We would suggest that one key trait of a good medical professional is clinical curiosity, which drives a doctor to ask questions about their patient, their strengths, their context and their disease with a view to understanding how best to maximise the health and flourishing of their patient. It has been suggested that doctors with high levels of curiosity are rated highly by fellow professionals (for example when referring family members).11
Conclusions
The use of a virtue framework for professional reflection offers a different lens to those based on skills and competencies (Box 1). Existing frameworks help judge competency at procedures, but do not address character. Clearly it is important to assess whether a surgeon or physician are competent at a task. However, most of the issues that have arisen in recent years in the NHS have had little to do with lack of technical skills, but have had at their heart issues related to culture and behaviour, which are driven by the character of doctors and other healthcare professionals. It is by changing these that patient care will improve. Acknowledging this would impact on medical training, including selection, curriculum and assessment. The construct of virtues in no way diminishes the need for knowledge and technical skill, however virtues may hold the key to understanding what elevates competence to being a ‘good doctor’.12
The use of this approach in professional reflection
Sociologists warn that professions can be a mechanism by which an occupation accumulates power and influence, either for the benefit of their clients (protecting standards) or for the professionals themselves (by providing a monopoly and social status).13 Care must be taken to ensure that a virtue ethics view of professions is not misused to perpetuate inappropriate power imbalances such as across multidisciplinary teams. Much of what has been written in this article applies to nurses, allied health professionals, psychologists, pharmacists and NHS managers as well as medical professionals. However, these professions are distinct. An understanding of the differences and commonalities between the telos and virtues of different healthcare professions could strengthen multidisciplinary working.

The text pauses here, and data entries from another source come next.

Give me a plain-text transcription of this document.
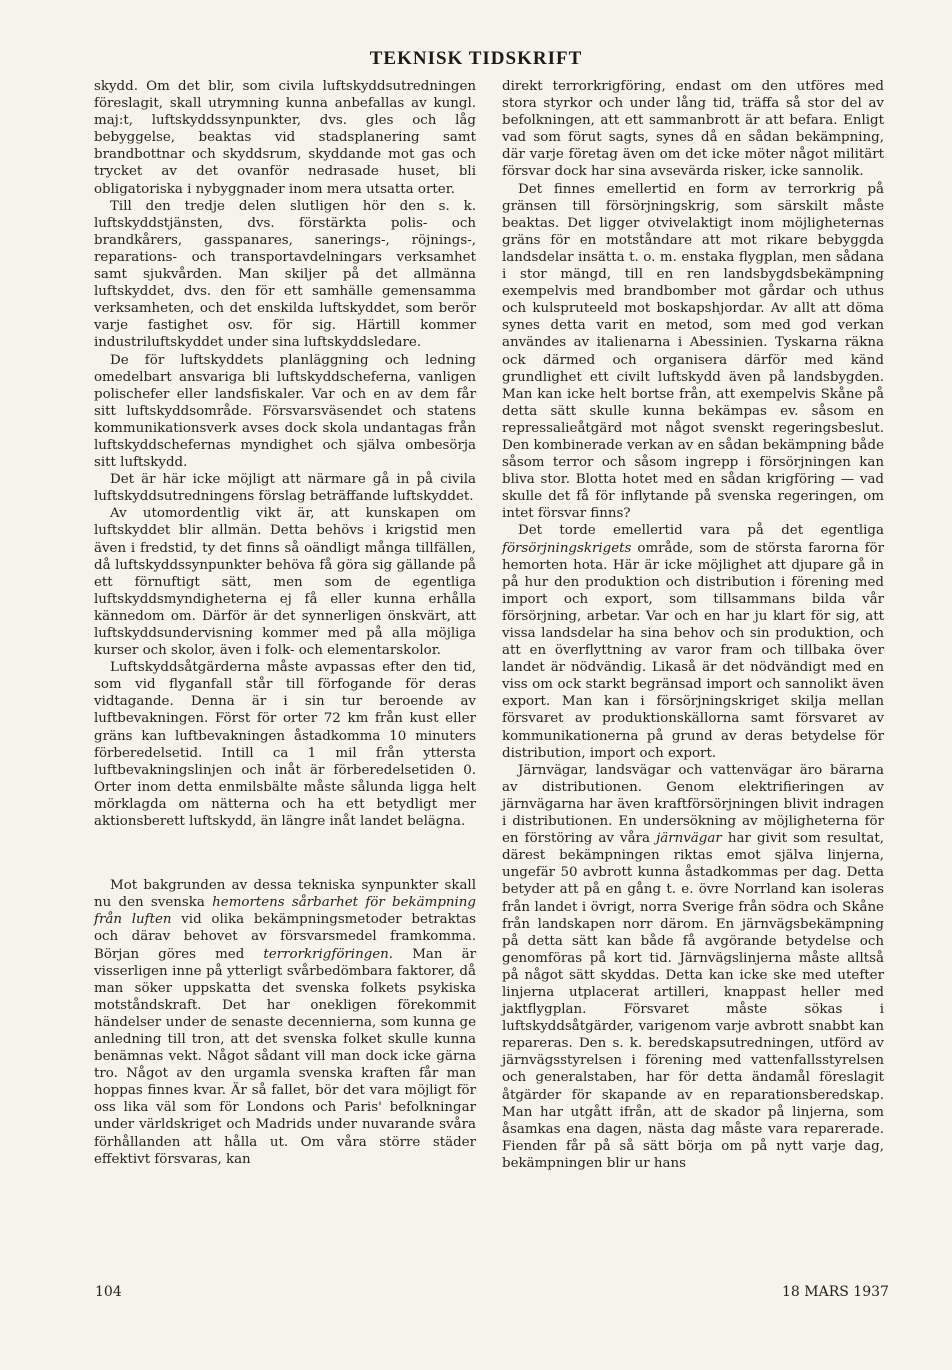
TEKNISK TIDSKRIFT

skydd. Om det blir, som civila luftskyddsutredningen föreslagit, skall utrymning kunna anbefallas av kungl. maj:t, luftskyddssynpunkter, dvs. gles och låg bebyggelse, beaktas vid stadsplanering samt brandbottnar och skyddsrum, skyddande mot gas och trycket av det ovanför nedrasade huset, bli obligatoriska i nybyggnader inom mera utsatta orter.

Till den tredje delen slutligen hör den s. k. luftskyddstjänsten, dvs. förstärkta polis- och brandkårers, gasspanares, sanerings-, röjnings-, reparations- och transportavdelningars verksamhet samt sjukvården. Man skiljer på det allmänna luftskyddet, dvs. den för ett samhälle gemensamma verksamheten, och det enskilda luftskyddet, som berör varje fastighet osv. för sig. Härtill kommer industriluftskyddet under sina luftskyddsledare.

De för luftskyddets planläggning och ledning omedelbart ansvariga bli luftskyddscheferna, vanligen polischefer eller landsfiskaler. Var och en av dem får sitt luftskyddsområde. Försvarsväsendet och statens kommunikationsverk avses dock skola undantagas från luftskyddschefernas myndighet och själva ombesörja sitt luftskydd.

Det är här icke möjligt att närmare gå in på civila luftskyddsutredningens förslag beträffande luftskyddet.

Av utomordentlig vikt är, att kunskapen om luftskyddet blir allmän. Detta behövs i krigstid men även i fredstid, ty det finns så oändligt många tillfällen, då luftskyddssynpunkter behöva få göra sig gällande på ett förnuftigt sätt, men som de egentliga luftskyddsmyndigheterna ej få eller kunna erhålla kännedom om. Därför är det synnerligen önskvärt, att luftskyddsundervisning kommer med på alla möjliga kurser och skolor, även i folk- och elementarskolor.

Luftskyddsåtgärderna måste avpassas efter den tid, som vid flyganfall står till förfogande för deras vidtagande. Denna är i sin tur beroende av luftbevakningen. Först för orter 72 km från kust eller gräns kan luftbevakningen åstadkomma 10 minuters förberedelsetid. Intill ca 1 mil från yttersta luftbevakningslinjen och inåt är förberedelsetiden 0. Orter inom detta enmilsbälte måste sålunda ligga helt mörklagda om nätterna och ha ett betydligt mer aktionsberett luftskydd, än längre inåt landet belägna.

Mot bakgrunden av dessa tekniska synpunkter skall nu den svenska hemortens sårbarhet för bekämpning från luften vid olika bekämpningsmetoder betraktas och därav behovet av försvarsmedel framkomma. Början göres med terrorkrigföringen. Man är visserligen inne på ytterligt svårbedömbara faktorer, då man söker uppskatta det svenska folkets psykiska motståndskraft. Det har onekligen förekommit händelser under de senaste decennierna, som kunna ge anledning till tron, att det svenska folket skulle kunna benämnas vekt. Något sådant vill man dock icke gärna tro. Något av den urgamla svenska kraften får man hoppas finnes kvar. Är så fallet, bör det vara möjligt för oss lika väl som för Londons och Paris' befolkningar under världskriget och Madrids under nuvarande svåra förhållanden att hålla ut. Om våra större städer effektivt försvaras, kan

direkt terrorkrigföring, endast om den utföres med stora styrkor och under lång tid, träffa så stor del av befolkningen, att ett sammanbrott är att befara. Enligt vad som förut sagts, synes då en sådan bekämpning, där varje företag även om det icke möter något militärt försvar dock har sina avsevärda risker, icke sannolik.

Det finnes emellertid en form av terrorkrig på gränsen till försörjningskrig, som särskilt måste beaktas. Det ligger otvivelaktigt inom möjligheternas gräns för en motståndare att mot rikare bebyggda landsdelar insätta t. o. m. enstaka flygplan, men sådana i stor mängd, till en ren landsbygdsbekämpning exempelvis med brandbomber mot gårdar och uthus och kulspruteeld mot boskapshjordar. Av allt att döma synes detta varit en metod, som med god verkan användes av italienarna i Abessinien. Tyskarna räkna ock därmed och organisera därför med känd grundlighet ett civilt luftskydd även på landsbygden. Man kan icke helt bortse från, att exempelvis Skåne på detta sätt skulle kunna bekämpas ev. såsom en repressalieåtgärd mot något svenskt regeringsbeslut. Den kombinerade verkan av en sådan bekämpning både såsom terror och såsom ingrepp i försörjningen kan bliva stor. Blotta hotet med en sådan krigföring — vad skulle det få för inflytande på svenska regeringen, om intet försvar finns?

Det torde emellertid vara på det egentliga försörjningskrigets område, som de största farorna för hemorten hota. Här är icke möjlighet att djupare gå in på hur den produktion och distribution i förening med import och export, som tillsammans bilda vår försörjning, arbetar. Var och en har ju klart för sig, att vissa landsdelar ha sina behov och sin produktion, och att en överflyttning av varor fram och tillbaka över landet är nödvändig. Likaså är det nödvändigt med en viss om ock starkt begränsad import och sannolikt även export. Man kan i försörjningskriget skilja mellan försvaret av produktionskällorna samt försvaret av kommunikationerna på grund av deras betydelse för distribution, import och export.

Järnvägar, landsvägar och vattenvägar äro bärarna av distributionen. Genom elektrifieringen av järnvägarna har även kraftförsörjningen blivit indragen i distributionen. En undersökning av möjligheterna för en förstöring av våra järnvägar har givit som resultat, därest bekämpningen riktas emot själva linjerna, ungefär 50 avbrott kunna åstadkommas per dag. Detta betyder att på en gång t. e. övre Norrland kan isoleras från landet i övrigt, norra Sverige från södra och Skåne från landskapen norr därom. En järnvägsbekämpning på detta sätt kan både få avgörande betydelse och genomföras på kort tid. Järnvägslinjerna måste alltså på något sätt skyddas. Detta kan icke ske med utefter linjerna utplacerat artilleri, knappast heller med jaktflygplan. Försvaret måste sökas i luftskyddsåtgärder, varigenom varje avbrott snabbt kan repareras. Den s. k. beredskapsutredningen, utförd av järnvägsstyrelsen i förening med vattenfallsstyrelsen och generalstaben, har för detta ändamål föreslagit åtgärder för skapande av en reparationsberedskap. Man har utgått ifrån, att de skador på linjerna, som åsamkas ena dagen, nästa dag måste vara reparerade. Fienden får på så sätt börja om på nytt varje dag, bekämpningen blir ur hans

104	18 MARS 1937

Reflection and discussion around the telos of a profession, the virtues that enable a doctor to achieve that telos, and the way in which practical wisdom is used to balance the virtues offers a framework that encourages good medicine, that is more than a collection of skills. The actions of institutions (including health providers, commissioners and professional bodies) can enhance and undermine the ability of professionals to develop their virtues appropriately and achieve their telos5. Their leaders should therefore reflect on the part they have to play in cultivating or undermining virtues.
One limitation of a virtue-based framework, certainly when compared to a more rule-based approach, is that it is not binary. Guidelines and regulations will still be needed to define a threshold of competency. However, regulations do not encourage excellence. Virtue ethics offers a framework for reflecting on poor decisions or undesirable outcomes with a view to understanding shortfalls in professionalism. A virtue-based framework for professional self-reflection can promote excellence and help doctors re-engage with the motivations that inspired them to study medicine.
Declaration of interest
AJTG is a non-executive director of Health Education England. He is writing in a personal capacity.
Acknowledgements
The authors would like to thank many colleagues for their critical comments on the manuscript.